L'équipage est entré en quarantaine le 18 mars au Johnson Space Center à Houston, puis a volé à bord d'avions T-38 jusqu'au Kennedy Space Center le 27 mars pour effectuer les derniers préparatifs. "Hé, allons sur la Lune !" a déclaré le commandant Wiseman aux journalistes à son arrivée, capturant l'enthousiasme évident de l'équipe.
Profil et objectifs de la mission
Artemis II est conçue comme un vol d'essai crucial pour le matériel qui finira par faire atterrir des astronautes sur la surface lunaire lors d'Artemis III. Après le lancement, l'équipage passera environ 24 heures en orbite autour de la Terre tout en testant les systèmes de survie et de navigation d'Orion. Le vaisseau spatial allumera ensuite ses moteurs pour entrer dans une trajectoire de retour libre autour de la Lune, passant à environ 4 100 miles (environ 6 600 kilomètres) de la surface lunaire le 6 avril avant de revenir vers la Terre.

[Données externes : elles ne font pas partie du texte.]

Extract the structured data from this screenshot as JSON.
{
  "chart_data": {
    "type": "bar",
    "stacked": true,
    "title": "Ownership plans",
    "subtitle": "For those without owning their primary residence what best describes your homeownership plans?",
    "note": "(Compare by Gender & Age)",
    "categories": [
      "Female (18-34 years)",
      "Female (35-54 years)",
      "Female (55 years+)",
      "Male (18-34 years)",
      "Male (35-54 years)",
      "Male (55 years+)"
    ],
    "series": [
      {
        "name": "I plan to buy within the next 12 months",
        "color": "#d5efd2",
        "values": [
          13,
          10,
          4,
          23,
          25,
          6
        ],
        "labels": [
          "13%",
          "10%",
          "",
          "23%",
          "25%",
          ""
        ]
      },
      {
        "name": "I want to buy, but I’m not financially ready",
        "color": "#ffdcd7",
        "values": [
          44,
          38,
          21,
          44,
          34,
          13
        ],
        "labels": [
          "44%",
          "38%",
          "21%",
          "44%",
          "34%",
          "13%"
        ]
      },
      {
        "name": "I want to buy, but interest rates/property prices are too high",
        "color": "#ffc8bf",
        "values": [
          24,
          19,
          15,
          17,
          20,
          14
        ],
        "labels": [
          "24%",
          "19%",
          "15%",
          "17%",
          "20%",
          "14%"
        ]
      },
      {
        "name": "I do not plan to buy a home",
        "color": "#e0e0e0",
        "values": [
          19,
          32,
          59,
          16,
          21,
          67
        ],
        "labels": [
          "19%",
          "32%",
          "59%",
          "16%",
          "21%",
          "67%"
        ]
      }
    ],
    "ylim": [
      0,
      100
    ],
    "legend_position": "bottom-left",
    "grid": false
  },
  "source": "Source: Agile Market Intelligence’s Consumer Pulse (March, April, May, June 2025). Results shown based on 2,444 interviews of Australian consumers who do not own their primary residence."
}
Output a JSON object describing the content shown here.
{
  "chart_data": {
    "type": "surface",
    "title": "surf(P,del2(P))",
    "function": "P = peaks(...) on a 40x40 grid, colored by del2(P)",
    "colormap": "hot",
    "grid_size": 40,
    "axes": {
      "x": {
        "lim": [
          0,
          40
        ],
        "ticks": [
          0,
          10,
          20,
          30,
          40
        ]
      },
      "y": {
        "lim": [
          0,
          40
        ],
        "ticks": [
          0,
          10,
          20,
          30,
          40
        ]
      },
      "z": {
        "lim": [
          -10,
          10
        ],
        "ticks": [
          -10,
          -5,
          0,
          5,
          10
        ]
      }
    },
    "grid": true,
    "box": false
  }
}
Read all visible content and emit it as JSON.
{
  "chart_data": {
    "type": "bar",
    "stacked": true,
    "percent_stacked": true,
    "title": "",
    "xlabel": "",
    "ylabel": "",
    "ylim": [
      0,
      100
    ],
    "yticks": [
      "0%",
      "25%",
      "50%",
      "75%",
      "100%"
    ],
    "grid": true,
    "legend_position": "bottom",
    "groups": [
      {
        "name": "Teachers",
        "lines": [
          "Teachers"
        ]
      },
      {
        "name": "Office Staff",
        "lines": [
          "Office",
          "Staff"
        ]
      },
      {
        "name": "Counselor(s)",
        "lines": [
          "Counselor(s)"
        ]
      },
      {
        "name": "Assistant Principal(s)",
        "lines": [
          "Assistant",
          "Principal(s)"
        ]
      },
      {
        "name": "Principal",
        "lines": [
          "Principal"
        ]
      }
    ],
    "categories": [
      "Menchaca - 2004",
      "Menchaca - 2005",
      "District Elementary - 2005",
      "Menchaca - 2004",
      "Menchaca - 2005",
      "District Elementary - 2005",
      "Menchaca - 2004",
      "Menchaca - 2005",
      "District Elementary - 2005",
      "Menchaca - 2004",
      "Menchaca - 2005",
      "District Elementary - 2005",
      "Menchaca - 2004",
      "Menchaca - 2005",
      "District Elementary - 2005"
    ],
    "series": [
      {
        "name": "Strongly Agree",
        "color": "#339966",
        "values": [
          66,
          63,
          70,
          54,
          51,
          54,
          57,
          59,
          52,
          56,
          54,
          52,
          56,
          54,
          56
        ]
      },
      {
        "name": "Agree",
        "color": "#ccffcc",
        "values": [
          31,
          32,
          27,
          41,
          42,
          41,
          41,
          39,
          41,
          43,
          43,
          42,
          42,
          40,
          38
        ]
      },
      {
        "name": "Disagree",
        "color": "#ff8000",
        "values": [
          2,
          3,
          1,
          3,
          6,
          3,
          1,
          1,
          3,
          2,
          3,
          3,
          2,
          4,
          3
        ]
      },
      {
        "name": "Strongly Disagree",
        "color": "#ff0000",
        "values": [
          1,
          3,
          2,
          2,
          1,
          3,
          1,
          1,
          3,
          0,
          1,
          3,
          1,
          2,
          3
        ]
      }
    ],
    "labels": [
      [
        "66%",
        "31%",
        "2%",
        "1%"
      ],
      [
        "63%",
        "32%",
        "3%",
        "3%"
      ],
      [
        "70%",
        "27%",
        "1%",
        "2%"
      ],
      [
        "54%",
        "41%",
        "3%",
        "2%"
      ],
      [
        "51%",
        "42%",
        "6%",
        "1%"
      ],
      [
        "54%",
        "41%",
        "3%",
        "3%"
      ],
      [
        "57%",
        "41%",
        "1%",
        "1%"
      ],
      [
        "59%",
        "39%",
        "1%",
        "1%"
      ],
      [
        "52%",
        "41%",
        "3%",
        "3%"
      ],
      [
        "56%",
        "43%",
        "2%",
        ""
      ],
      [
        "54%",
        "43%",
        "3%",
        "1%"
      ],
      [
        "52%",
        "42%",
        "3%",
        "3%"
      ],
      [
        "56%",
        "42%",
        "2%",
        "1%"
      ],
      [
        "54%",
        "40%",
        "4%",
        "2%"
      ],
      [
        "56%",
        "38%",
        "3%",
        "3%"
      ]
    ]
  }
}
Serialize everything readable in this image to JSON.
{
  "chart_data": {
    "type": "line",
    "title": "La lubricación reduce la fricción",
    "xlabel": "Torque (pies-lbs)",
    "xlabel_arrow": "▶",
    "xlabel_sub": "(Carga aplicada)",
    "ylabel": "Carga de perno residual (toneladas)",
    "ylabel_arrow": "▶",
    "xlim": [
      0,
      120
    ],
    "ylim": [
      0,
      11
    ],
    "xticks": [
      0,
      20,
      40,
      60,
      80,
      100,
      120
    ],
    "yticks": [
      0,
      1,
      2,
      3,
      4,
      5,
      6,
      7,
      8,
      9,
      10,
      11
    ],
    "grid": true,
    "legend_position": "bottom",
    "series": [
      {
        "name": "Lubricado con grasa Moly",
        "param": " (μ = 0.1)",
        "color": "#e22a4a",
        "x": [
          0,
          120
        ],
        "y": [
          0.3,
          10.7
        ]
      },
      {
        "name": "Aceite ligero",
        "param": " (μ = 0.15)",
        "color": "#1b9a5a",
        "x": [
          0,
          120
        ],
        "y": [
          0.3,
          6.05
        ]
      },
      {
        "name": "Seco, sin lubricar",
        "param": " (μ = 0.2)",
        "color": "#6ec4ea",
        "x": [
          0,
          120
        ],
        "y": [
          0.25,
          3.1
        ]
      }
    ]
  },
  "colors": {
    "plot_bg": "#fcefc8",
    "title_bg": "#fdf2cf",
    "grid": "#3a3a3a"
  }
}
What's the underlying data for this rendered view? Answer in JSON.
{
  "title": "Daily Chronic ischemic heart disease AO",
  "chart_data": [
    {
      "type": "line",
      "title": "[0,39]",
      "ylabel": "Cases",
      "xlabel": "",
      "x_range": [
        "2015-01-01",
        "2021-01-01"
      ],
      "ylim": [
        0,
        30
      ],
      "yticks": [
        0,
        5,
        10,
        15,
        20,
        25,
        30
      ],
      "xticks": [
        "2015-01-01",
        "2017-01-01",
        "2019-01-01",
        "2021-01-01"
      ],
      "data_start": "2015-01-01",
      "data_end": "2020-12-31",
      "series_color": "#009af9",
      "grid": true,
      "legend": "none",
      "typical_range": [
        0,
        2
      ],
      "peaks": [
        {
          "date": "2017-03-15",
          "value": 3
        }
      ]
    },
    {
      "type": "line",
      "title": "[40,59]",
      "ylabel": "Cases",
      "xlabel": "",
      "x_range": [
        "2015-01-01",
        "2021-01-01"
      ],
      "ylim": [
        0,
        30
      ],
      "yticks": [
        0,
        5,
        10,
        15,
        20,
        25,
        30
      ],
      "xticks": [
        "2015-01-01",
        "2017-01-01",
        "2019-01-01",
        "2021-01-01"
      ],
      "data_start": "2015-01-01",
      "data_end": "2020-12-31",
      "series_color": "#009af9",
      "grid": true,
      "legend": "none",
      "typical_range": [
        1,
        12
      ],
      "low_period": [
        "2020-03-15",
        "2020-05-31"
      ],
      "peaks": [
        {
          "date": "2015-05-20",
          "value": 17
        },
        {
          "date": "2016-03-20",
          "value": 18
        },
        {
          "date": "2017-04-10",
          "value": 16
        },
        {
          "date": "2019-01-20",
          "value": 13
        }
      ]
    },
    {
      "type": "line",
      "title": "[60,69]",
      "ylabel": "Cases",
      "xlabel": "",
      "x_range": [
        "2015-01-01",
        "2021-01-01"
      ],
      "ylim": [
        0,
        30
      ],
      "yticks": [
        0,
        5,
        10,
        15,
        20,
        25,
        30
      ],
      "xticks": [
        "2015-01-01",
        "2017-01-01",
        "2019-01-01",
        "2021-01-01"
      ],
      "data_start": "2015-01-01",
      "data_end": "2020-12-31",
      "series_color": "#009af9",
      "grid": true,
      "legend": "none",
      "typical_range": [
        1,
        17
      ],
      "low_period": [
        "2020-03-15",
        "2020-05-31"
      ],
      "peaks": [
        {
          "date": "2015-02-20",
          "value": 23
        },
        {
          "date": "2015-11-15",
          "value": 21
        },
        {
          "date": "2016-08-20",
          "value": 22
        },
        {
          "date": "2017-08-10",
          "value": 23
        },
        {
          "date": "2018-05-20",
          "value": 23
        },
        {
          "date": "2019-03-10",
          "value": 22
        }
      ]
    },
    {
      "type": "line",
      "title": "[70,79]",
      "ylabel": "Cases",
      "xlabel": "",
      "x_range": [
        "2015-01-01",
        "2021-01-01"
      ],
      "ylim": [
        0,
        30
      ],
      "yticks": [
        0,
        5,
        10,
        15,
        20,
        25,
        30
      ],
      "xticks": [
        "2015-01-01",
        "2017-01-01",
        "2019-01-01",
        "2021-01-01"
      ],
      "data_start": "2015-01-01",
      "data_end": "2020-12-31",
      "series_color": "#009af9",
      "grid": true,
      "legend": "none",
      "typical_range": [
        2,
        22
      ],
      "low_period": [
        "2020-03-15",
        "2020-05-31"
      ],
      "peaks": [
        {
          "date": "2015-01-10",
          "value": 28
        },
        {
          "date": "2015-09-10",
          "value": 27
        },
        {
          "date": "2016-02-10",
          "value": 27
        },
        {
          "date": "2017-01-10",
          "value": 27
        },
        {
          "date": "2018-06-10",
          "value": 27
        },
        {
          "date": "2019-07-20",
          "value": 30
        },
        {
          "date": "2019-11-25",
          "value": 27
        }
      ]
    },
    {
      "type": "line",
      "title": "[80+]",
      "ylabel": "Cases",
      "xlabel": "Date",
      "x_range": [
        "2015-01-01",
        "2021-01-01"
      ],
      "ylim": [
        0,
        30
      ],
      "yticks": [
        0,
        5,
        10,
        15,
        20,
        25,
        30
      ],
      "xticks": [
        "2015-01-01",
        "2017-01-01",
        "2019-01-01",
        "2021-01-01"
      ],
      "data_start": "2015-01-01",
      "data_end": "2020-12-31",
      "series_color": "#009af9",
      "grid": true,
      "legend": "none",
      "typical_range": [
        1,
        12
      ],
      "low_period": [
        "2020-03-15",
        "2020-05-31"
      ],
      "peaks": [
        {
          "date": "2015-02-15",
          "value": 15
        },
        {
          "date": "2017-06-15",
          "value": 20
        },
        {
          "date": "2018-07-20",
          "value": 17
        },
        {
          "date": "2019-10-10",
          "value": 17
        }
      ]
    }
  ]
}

L'amerrissage est prévu dans l'océan Pacifique près de San Diego le 10 avril. Tout au long du vol, l'équipage évaluera les systèmes de communication, l'équipement de surveillance des radiations et les procédures de pilotage manuel sur lesquels s'appuieront les futures missions Artemis.
Feux verts sur toute la ligne
La NASA ne signale aucun problème technique majeur à l'approche du compte à rebours. La fusée SLS, combinée à sa plateforme de lancement mobile et à la capsule Orion, pesant un poids considérable de 11 millions de livres (environ 5 000 tonnes), a été acheminée vers le pas de tir 39B sur un transporteur à chenilles en janvier. Les ingénieurs ont depuis effectué des tests spécifiques au pas de tir, notamment des vérifications de la connectivité des munitions sur le système de terminaison de vol et une vérification de la radiofréquence pour l'étage central et Orion.
Les prévisions météorologiques indiquent une probabilité de 80 % de conditions favorables le jour du lancement, la couverture nuageuse et les vents forts étant les principales préoccupations. Si la fenêtre du 1er avril se referme, la NASA dispose d'opportunités de secours jusqu'au lundi 6 avril. Après cela, la mécanique orbitale repousserait la prochaine tentative d'environ quatre semaines.
La voie à suivre
Artemis II est le deuxième vol du programme Artemis de la NASA, après la démonstration sans équipage Artemis I fin 2022, et une étape cruciale vers le retour des hommes sur la surface lunaire. Une mission réussie validerait les systèmes du vaisseau spatial nécessaires pour Artemis III, qui vise actuellement un atterrissage lunaire habité dès 2028.
Pour l'instant, tous les regards sont tournés vers le pas de tir 39B et un décollage mercredi soir qui promet de marquer un nouveau chapitre de l'exploration spatiale humaine, plus de cinq décennies après le dernier.